Several approaches have been proposed in the literature for clustering multivariate ordinal data. These methods typically treat missing values as absent information, rather than recognizing them as valuable for profiling population characteristics. To address this gap, we introduce a Bayesian nonparametric model for co-clustering multivariate ordinal data that treats censored observations as informative, rather than merely missing. We demonstrate that this offers a significant improvement in understanding the underlying structure of the data. Our model exploits the flexibility of two independent Dirichlet processes, allowing us to infer potentially distinct subpopulations that characterize the latent structure of both subjects and variables.

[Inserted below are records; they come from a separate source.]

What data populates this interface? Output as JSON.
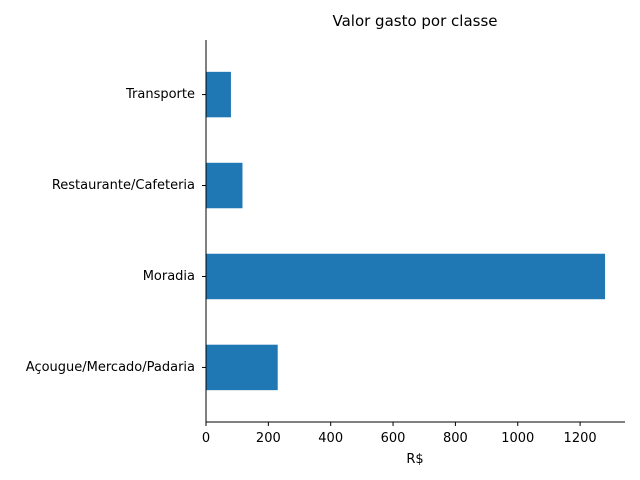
{
  "chart_data": {
    "type": "bar",
    "orientation": "horizontal",
    "title": "Valor gasto por classe",
    "xlabel": "R$",
    "ylabel": "",
    "categories": [
      "Açougue/Mercado/Padaria",
      "Moradia",
      "Restaurante/Cafeteria",
      "Transporte"
    ],
    "values": [
      230,
      1280,
      117,
      80
    ],
    "xlim": [
      0,
      1344
    ],
    "xticks": [
      0,
      200,
      400,
      600,
      800,
      1000,
      1200
    ],
    "grid": false,
    "bar_color": "#1f77b4"
  }
}
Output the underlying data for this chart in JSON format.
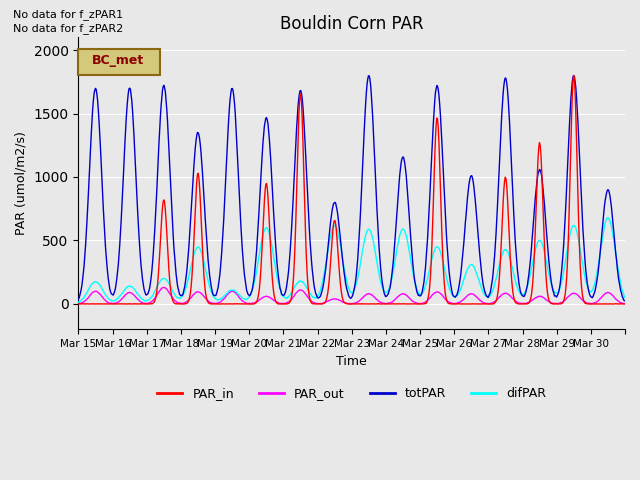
{
  "title": "Bouldin Corn PAR",
  "ylabel": "PAR (umol/m2/s)",
  "xlabel": "Time",
  "ylim": [
    -200,
    2100
  ],
  "plot_bg_color": "#e8e8e8",
  "no_data_text": [
    "No data for f_zPAR1",
    "No data for f_zPAR2"
  ],
  "legend_box_label": "BC_met",
  "legend_box_color": "#d4c87a",
  "legend_box_border": "#8B6914",
  "x_tick_labels": [
    "Mar 15",
    "Mar 16",
    "Mar 17",
    "Mar 18",
    "Mar 19",
    "Mar 20",
    "Mar 21",
    "Mar 22",
    "Mar 23",
    "Mar 24",
    "Mar 25",
    "Mar 26",
    "Mar 27",
    "Mar 28",
    "Mar 29",
    "Mar 30",
    ""
  ],
  "grid_color": "#ffffff",
  "line_colors": {
    "PAR_in": "#ff0000",
    "PAR_out": "#ff00ff",
    "totPAR": "#0000cc",
    "difPAR": "#00ffff"
  },
  "num_days": 16,
  "points_per_day": 48,
  "tot_peaks": [
    1700,
    1700,
    1720,
    1350,
    1700,
    1470,
    1680,
    800,
    1800,
    1160,
    1720,
    1010,
    1780,
    1060,
    1800,
    900
  ],
  "dif_peaks": [
    175,
    140,
    200,
    450,
    110,
    600,
    180,
    620,
    590,
    590,
    450,
    310,
    430,
    500,
    620,
    680
  ],
  "par_in_peaks": [
    0,
    0,
    820,
    1030,
    0,
    950,
    1660,
    660,
    0,
    0,
    1470,
    0,
    1000,
    1270,
    1800,
    0
  ],
  "par_out_peaks": [
    100,
    90,
    130,
    95,
    100,
    60,
    110,
    40,
    80,
    80,
    95,
    80,
    85,
    60,
    85,
    90
  ]
}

The ordinal nature of the data is addressed by introducing latent variables, while a matrix factorization specification is adopted to handle the high dimensionality of the data in a parsimonious way. The conjugate structure of the model enables an explicit derivation of the full conditional distributions of all the random variables in the model, which facilitates seamless posterior inference using a Gibbs sampling algorithm. We demonstrate the method's performance through simulations and by analyzing politician and movie ratings data.

翻译：文献中已提出了多种用于聚类多元序数数据的方法。这些方法通常将缺失值视为不存在的信息，而非认识到它们对于刻画总体特征具有价值。为弥补这一不足，我们提出了一种用于共聚类多元序数数据的贝叶斯非参数模型，该模型将删失观测视为信息性数据，而非仅仅是缺失值。我们证明，这为理解数据的底层结构提供了显著改进。我们的模型利用了**两个独立狄利克雷过程**的灵活性，使我们能够推断可能存在的不同子总体，这些子总体刻画了主体和变量的潜在结构。通过引入潜变量来处理数据的序数性质，同时采用矩阵分解设定，以简约的方式处理数据的高维性。模型的共轭结构使得所有随机变量的完全条件分布得以显式推导，从而便于使用**吉布斯采样算法**进行无缝的后验推断。我们通过模拟实验以及分析政治人物和电影评分数据，展示了该方法的性能。